Ces instituts doivent donc adapter judicieusement leurs observances et usages aux nécessités de l’apostolat qui leur incombe. Mais comme la vie religieuse vouée aux œuvres apostoliques revêt des formes multiples, il faut que sa rénovation adaptée tienne compte d’une telle diversité et que, dans les différents instituts, la vie des religieux au service du Christ soit soutenue par les moyens qui leur sont propres et leur conviennent.
9. Maintien de la vie monastique et conventuelle
Que l’on maintienne fidèlement et que l’on fasse toujours mieux ressortir dans son véritable esprit, tant en Orient qu’en Occident, la vénérable institution de la vie monastique qui, tout au long des siècles, a si bien mérité de l’Église et de la société. Le principal office des moines est l’humble et noble service de la divine Majesté dans le cadre du monastère, soit qu’ils se consacrent entièrement dans une vie cachée au culte divin, soit que légitimement ils prennent en charge quelque œuvre d’apostolat ou de charité chrétienne.
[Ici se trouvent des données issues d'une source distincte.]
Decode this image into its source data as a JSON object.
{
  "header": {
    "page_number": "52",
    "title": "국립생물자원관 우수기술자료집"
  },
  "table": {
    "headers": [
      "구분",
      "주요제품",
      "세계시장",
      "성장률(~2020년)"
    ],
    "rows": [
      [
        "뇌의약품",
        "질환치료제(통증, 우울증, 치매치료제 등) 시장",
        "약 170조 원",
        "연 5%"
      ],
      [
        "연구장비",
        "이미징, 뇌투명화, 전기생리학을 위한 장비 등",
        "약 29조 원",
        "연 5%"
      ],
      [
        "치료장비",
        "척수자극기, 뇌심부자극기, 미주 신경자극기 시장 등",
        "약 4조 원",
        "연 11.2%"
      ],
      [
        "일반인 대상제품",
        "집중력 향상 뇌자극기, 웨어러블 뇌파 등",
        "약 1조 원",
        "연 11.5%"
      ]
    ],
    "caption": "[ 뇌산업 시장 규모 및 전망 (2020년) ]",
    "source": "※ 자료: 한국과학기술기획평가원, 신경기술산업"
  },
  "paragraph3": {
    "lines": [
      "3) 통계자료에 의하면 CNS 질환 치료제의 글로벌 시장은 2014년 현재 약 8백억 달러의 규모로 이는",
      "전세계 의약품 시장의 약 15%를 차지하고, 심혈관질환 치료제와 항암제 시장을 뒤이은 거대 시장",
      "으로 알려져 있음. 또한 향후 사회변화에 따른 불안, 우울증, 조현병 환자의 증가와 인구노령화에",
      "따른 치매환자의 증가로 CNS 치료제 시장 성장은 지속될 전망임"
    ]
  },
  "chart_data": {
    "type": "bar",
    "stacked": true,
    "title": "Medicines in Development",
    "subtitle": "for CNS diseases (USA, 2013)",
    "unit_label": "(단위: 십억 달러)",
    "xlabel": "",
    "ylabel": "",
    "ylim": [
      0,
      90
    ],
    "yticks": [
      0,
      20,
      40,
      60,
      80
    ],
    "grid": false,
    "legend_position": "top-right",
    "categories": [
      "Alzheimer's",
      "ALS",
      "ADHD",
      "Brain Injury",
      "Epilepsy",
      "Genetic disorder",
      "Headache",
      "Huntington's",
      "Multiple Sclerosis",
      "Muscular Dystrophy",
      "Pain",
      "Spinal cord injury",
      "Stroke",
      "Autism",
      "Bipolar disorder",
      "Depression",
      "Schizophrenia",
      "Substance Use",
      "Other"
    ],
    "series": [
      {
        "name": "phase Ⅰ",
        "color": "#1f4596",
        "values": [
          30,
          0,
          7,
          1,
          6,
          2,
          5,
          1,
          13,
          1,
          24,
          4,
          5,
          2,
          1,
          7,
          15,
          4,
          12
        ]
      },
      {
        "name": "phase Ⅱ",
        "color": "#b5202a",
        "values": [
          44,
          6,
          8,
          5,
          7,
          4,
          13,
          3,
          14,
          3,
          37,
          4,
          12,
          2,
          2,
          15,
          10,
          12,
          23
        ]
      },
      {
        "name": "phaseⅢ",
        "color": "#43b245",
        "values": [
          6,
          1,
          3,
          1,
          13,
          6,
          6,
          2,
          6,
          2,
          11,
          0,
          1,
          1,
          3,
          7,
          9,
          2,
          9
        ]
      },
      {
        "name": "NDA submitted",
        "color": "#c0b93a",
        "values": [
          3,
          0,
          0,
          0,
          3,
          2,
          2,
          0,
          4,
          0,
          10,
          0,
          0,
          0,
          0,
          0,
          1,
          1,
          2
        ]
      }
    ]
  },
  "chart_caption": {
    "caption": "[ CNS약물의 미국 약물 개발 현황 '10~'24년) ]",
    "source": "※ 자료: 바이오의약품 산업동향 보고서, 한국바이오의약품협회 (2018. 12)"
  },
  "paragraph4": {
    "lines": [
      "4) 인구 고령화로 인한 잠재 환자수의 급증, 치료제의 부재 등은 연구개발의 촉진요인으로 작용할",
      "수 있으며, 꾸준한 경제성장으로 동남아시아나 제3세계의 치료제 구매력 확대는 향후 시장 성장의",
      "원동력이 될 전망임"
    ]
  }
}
Sauvegardant donc leur caractère propre, qu’ils renouvellent leurs antiques et bienfaisantes traditions et les adaptent aux besoins actuels des âmes de sorte que les monastères soient comme des centres vivants d’édification du peuple chrétien.
De même, les sociétés religieuses qui, de par leur règle ou leur institution, associent intimement la vie apostolique à l’office choral et aux observances monastiques, harmoniseront leur genre de vie avec les exigences de l’apostolat qui leur convient de façon à conserver fidèlement leur forme de vie pour le plus grand bien de l’Église.
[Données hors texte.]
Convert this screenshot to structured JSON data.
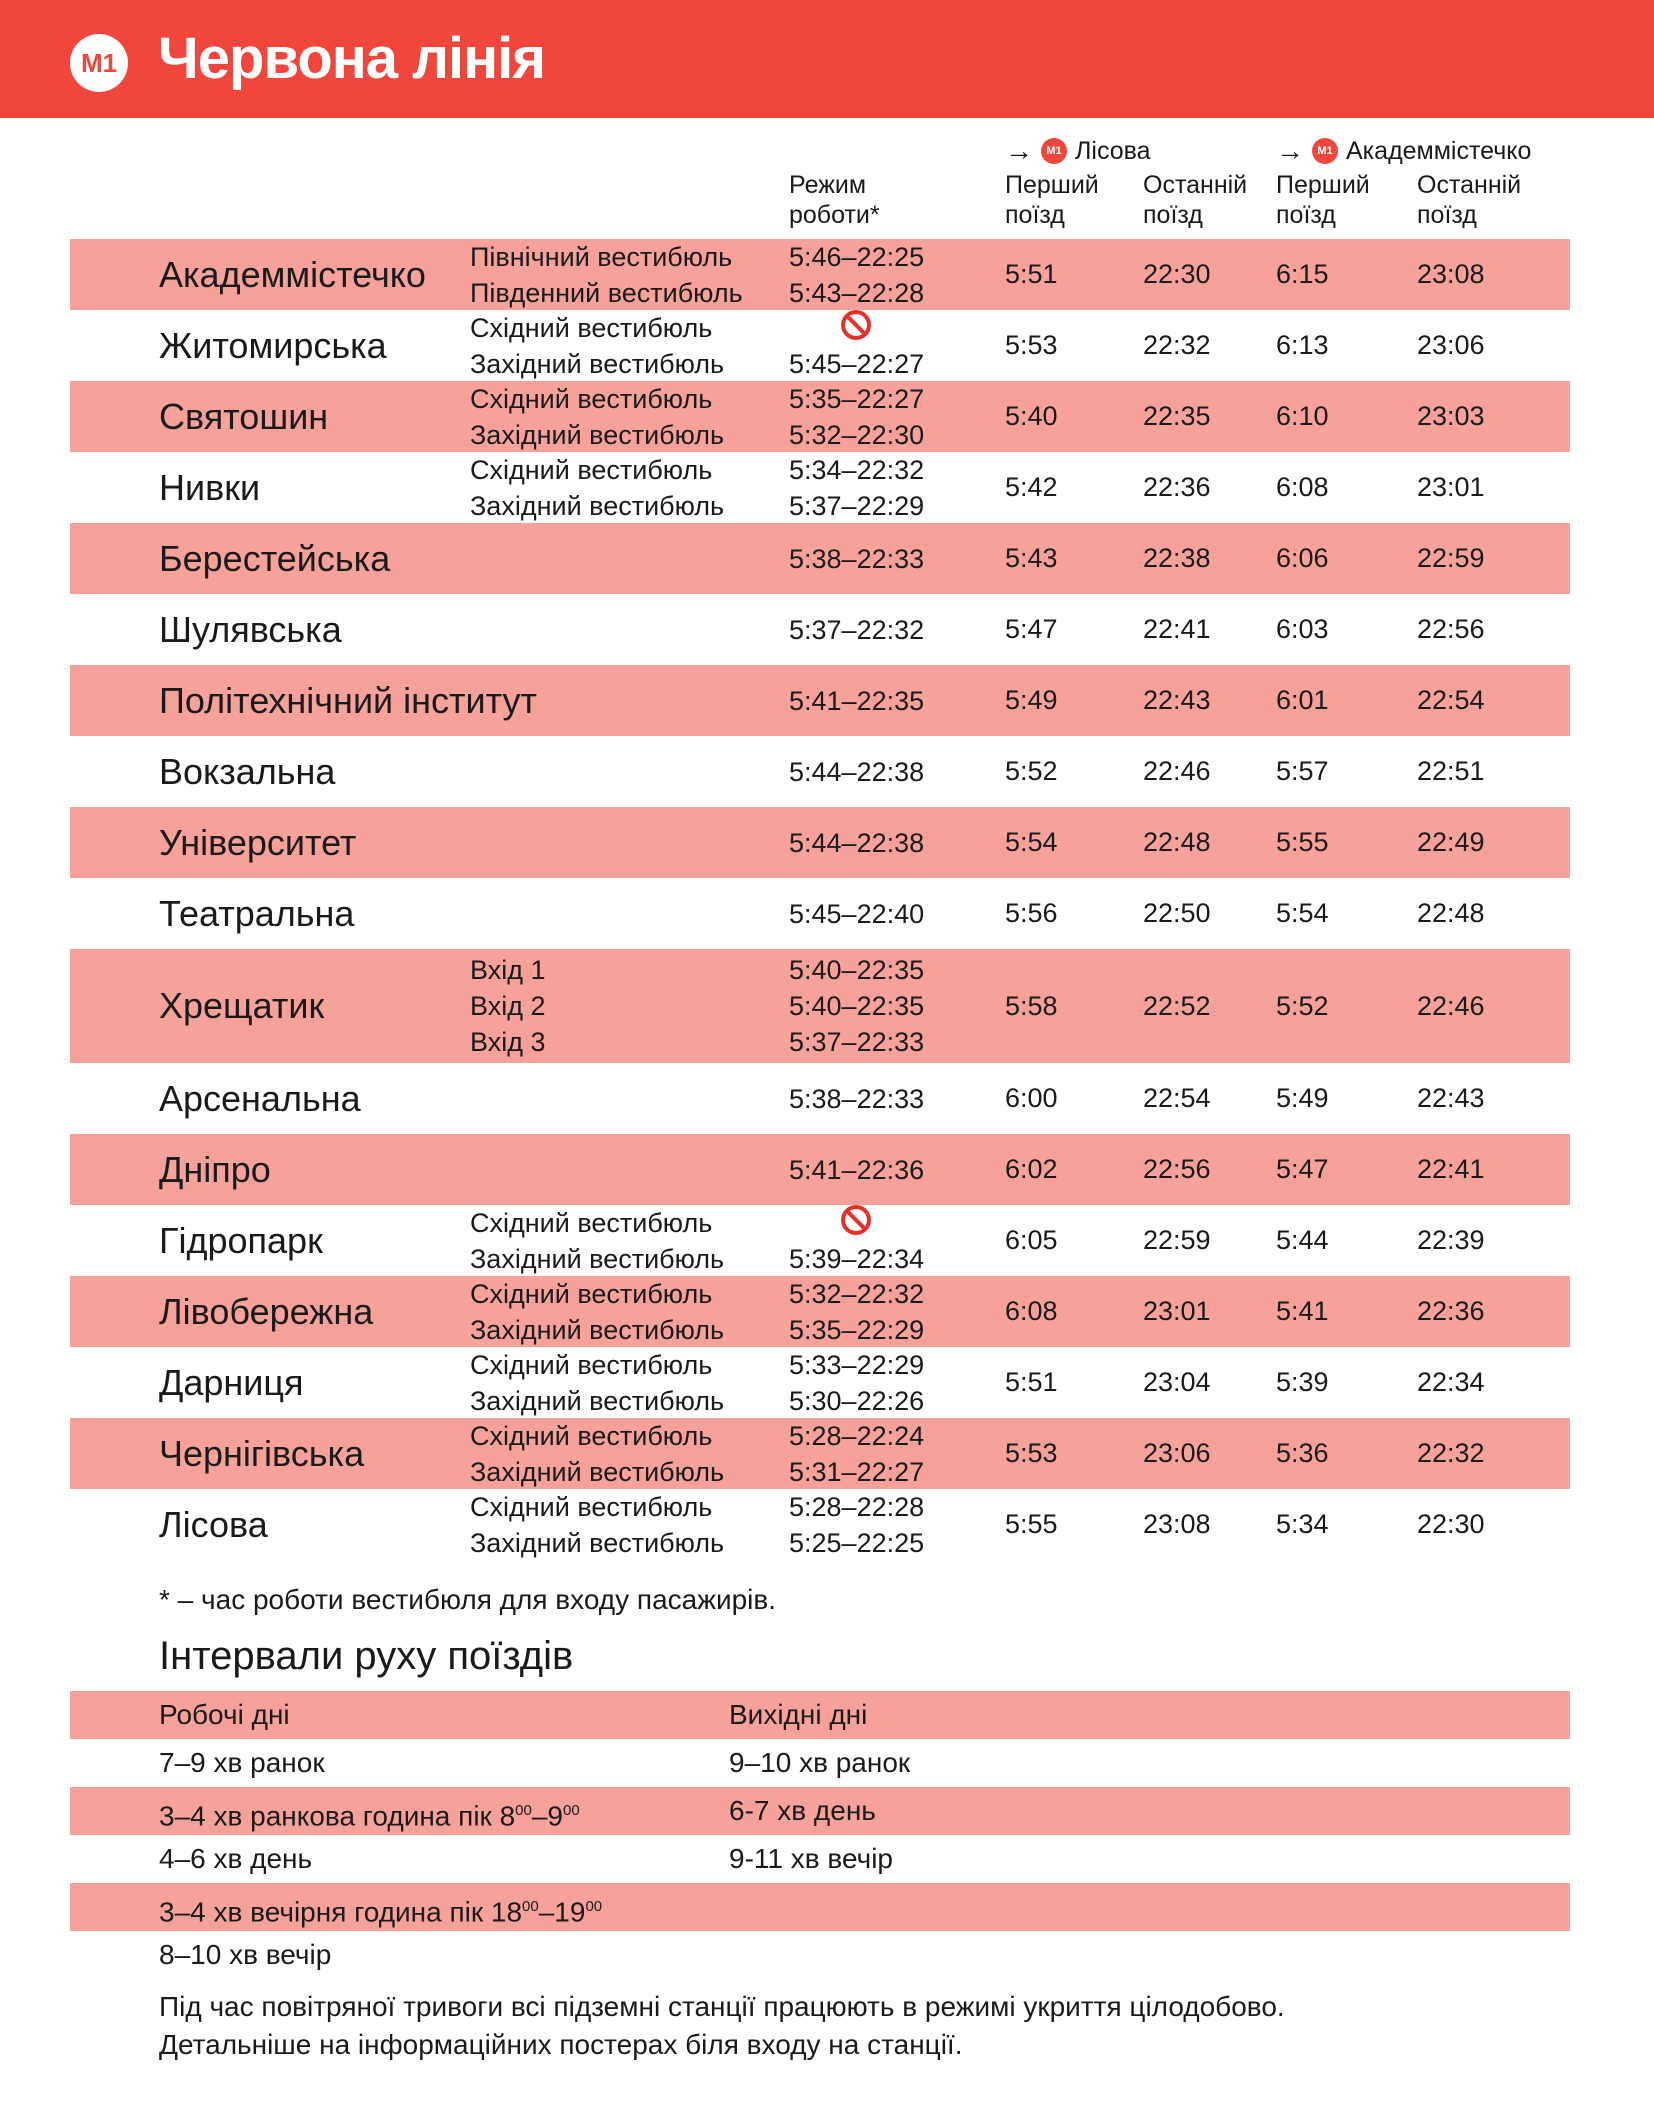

10. La vie religieuse laïque
La vie religieuse laïque, qu’il s’agisse des hommes ou des femmes, constitue en soi un état complet de la profession des conseils évangéliques. Cette vie, si utile à la charge pastorale de l’Église pour l’éducation de la jeunesse, le soin des malades et d’autres formes d’apostolat, le saint Concile la tient en grande considération, confirme ses membres dans leur vocation et les exhorte à adapter leur vie aux exigences du monde actuel. Le saint Concile déclare que, dans les instituts de Frères, rien n’empêche que, de par une disposition du chapitre général, étant fermement maintenu le caractère laïc de ces instituts, quelques membres reçoivent les ordres sacrés pour subvenir aux besoins du ministère sacerdotal dans leurs maisons.
11. Les instituts séculiers
Les instituts séculiers, bien qu’ils ne soient pas des instituts religieux, comportent cependant une profession véritable et complète des conseils évangéliques dans le monde, reconnue comme telle par l’Église. Cette profession confère une consécration à des hommes et à des femmes, à des laïcs et à des clercs vivant dans le monde. Par conséquent, il faut qu’ils tendent avant tout à se donner entièrement à Dieu dans la charité parfaite et que leurs instituts gardent le caractère séculier qui leur est propre et spécifique afin de pouvoir exercer partout et efficacement l’apostolat dans le monde et comme du sein du monde, apostolat pour lequel ils ont été créés. Qu’ils sachent bien cependant qu’ils ne pourront accomplir cette tâche si grande que si les membres reçoivent une solide formation dans les choses divines et humaines afin d’être vraiment dans le monde un levain pour la vigueur et l’accroissement du Corps du Christ. Que les supérieurs veillent donc sérieusement à ce qu’une formation, surtout spirituelle, leur soit donnée et se poursuive ultérieurement.
12. La chasteté
La chasteté « pour le Royaume des cieux » (Mt 19, 12), dont les religieux font profession, doit être regardée comme un don éminent de la grâce. Elle libère singulièrement le cœur de l’homme (cf. 1 Co 7, 32–35) pour qu’il brûle de l’amour de Dieu et de tous les hommes ; c’est pourquoi elle est un signe particulier des biens célestes, ainsi qu’un moyen très efficace pour les religieux de se consacrer sans réserve au service divin et aux œuvres de l’apostolat. Ils évoquent ainsi aux yeux de tous les fidèles cette admirable union établie par Dieu et qui doit être pleinement manifestée dans le siècle futur, par laquelle l’Église a le Christ comme unique époux.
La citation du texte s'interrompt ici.